Juan Carlos Escudier
Con Esperanza Aguirre nunca se dejan de aprender cosas. Del liberalismo, por ejemplo, se pensaba equivocadamente que era aquello de permitir que el mercado actuara sin cortapisas, pero fue verla gobernar como un cortijo la Comunidad de Madrid o convertir Telemadrid en el espejito mágico de la bruja de Blancanieves y entender mejor el concepto. Como a Aguirre a liberal no hay quien le gane, fue preciso someter a revisión los criterios erróneos que se sacan de los libros. ¿Confiar en los individuos? Por supuesto, aunque en unos más que en otros, especialmente si son amigos de la lideresa y te piden unas licencias de radio.
No contenta con reinventar el liberalismo, Aguirre decidió ayer remozar la vieja idea de la asunción de responsabilidades. Hasta la fecha, cada vez que se escuchaba a un político pronunciar las palabras mágicas se daba por descontado que la siguiente frase incluiría el término dimisión. Se trataba de una costumbre arcaica que precisaba ser actualizada como las frecuencias de la TDT.
La doctrina Aguirre ha superado ese absurdo convencionalismo. Abochornada por haber tenido a su lado como secretario general del PP de Madrid a Francisco Granados, el de los 50 ladrones, y por haberle puesto al mando de la “gestapillo” madrileña desde la consejería de Interior, nuestra liberal de cabecera asumió sus responsabilidades. ¿Cómo? Con una rueda de prensa en la que pedía perdón. ¿Y la dimisión? Pues eso, que manzanas traigo.
Como se comprenderá, si lo de dimitir por Granados no procedía, menos aún lo de irse por esos cuatro alcaldes madrileños arrestados también ayer (los de Valdemoro, Torrejón de Velasco, Casarrubielos y Villalba), a los que, según afirmó, no conocía porque el PP de Madrid es tan liberal que los cabezas de lista de los municipios no los decide la todopoderosa presidenta sino los respectivos comités locales. Obviamente, tampoco era cuestión de pedir perdón por esos desconocidos con los que Aguirre sólo ha compartido fotos. Serían familia del pequeño Nicolás.
No fue la única innovación de esta mujer, a la que a partir de ayer habrá que tener como referente de una vertiente revolucionaria del Derecho penal gracias a su reformulación de la presunción de inocencia, una coletilla insoportable para los ciudadanos que, según explicó, no puede tener carácter universal. Yendo a lo concreto, la presunción de inocencia vale para Ángel Acebes, que es un pedazo de pan de Ávila “que no se ha llevado un duro” pero no “para ese señor del que me habla”, que es como Rajoy se referirá próximamente a Granados.
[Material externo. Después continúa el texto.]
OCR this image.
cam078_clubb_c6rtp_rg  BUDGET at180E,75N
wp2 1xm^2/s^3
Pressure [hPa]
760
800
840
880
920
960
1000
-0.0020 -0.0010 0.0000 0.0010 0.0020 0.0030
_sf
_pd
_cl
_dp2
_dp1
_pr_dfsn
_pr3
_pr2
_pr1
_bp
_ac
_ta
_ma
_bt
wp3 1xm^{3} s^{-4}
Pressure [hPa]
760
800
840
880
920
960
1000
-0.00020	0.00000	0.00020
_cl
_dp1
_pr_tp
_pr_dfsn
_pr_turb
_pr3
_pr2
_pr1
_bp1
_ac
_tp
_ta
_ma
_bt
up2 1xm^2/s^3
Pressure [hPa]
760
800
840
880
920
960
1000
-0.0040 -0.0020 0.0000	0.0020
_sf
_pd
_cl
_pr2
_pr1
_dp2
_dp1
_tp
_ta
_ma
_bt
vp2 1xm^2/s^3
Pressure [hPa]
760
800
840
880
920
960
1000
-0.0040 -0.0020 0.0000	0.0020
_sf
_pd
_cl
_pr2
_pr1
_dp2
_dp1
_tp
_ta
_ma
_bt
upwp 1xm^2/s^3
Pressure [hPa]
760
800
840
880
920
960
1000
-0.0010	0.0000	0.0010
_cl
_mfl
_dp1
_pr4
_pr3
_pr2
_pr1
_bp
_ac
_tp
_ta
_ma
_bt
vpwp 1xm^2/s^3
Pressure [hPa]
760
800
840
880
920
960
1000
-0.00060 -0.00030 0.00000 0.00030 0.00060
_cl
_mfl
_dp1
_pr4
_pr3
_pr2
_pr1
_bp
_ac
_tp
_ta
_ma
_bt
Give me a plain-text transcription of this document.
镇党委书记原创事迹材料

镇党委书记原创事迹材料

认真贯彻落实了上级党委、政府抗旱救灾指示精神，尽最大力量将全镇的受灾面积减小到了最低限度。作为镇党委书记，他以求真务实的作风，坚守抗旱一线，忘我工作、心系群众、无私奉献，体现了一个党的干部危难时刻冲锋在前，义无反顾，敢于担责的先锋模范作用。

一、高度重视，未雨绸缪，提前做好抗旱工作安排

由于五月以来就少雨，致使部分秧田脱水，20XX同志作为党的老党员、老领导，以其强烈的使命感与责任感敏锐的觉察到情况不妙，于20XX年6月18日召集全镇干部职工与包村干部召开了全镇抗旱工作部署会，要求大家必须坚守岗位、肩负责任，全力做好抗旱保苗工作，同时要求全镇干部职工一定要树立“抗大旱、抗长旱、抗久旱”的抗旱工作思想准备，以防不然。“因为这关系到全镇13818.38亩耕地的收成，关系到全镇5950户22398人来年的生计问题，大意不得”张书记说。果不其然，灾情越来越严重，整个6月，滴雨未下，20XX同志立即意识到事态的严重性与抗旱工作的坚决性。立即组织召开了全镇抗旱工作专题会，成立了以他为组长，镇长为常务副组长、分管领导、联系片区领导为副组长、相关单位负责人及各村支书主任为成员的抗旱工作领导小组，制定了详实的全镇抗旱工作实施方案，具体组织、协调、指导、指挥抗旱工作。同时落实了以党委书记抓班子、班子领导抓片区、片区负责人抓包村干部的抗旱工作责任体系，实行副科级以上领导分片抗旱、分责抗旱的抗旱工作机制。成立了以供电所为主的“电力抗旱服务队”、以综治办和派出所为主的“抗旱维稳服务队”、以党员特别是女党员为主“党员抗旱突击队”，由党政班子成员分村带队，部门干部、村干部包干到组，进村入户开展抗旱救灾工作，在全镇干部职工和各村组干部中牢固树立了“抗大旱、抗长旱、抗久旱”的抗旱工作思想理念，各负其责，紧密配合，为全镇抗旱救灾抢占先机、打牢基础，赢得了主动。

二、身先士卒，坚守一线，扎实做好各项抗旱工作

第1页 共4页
Es más, si Acebes se llevó algunos duros fue porque Aguirre le colocó en Cibeles, el grupo industrial de Caja Madrid, y luego Rato en el BFA, la matriz de Bankia. Aquí por cinco meses y cuatro días de esforzado trabajo se levantó 163.000 euros, a un promedio de mil euros diarios. El exministro del Interior se lo merecía todo aunque tuvieran que explicarle sobre la marcha la diferencia entre una línea de investigación y una de crédito. Eso sí, ordenando la compra de acciones era un hacha.
Establecido el principio, habrá que preguntar a Aguirre cuándo hay que considerar a un detenido presuntamente inocente, toda vez que ha demostrado sobradamente que tiene un inmejorable ojo clínico para diferenciar el trigo de la paja; de ahí que fuera fichada por una empresa de cazatalentos.
Metida en harina jurídica, llegaba una última genialidad de la lideresa, esta vez acerca del concepto de imputado y su tipología, ya que no es lo mismo estarlo por llevarse a casa el dinero de los contribuyentes que por llevarse por delante la moto de un agente de movilidad, como es su caso. A los primeros hay que echarles y a los segundos hay que distinguirles con la laureada de San Fernando, sobre todo si la imputada tiene previsto optar a la alcaldía de Madrid y el verde de la cruz le hace juego con la falda.
El asunto se habría resuelto hace tiempo si Gallardón le hubiese hecho caso pero se ve que el exministro estaba muy ocupado con ese embrollo del aborto y lo dejó pasar. La solución es bastante simple y consiste en cambiar el nombre de imputado, “que la gente lo entiende como condenado por el Tribunal Supremo”, por el de procesado, que suena más fino aunque en realidad se refiera al estadio previo al de sentarse en el banquillo. Y todos contentos.
A Aguirre hay que quererla porque su humildad y su sabiduría no tienen parangón entre la clase política del país. Debería estar llamada a ocupar obligaciones tan elevadas como los techos de su palacete. A asumir ese tipo de responsabilidades tampoco hay quien la gane. Como a liberal.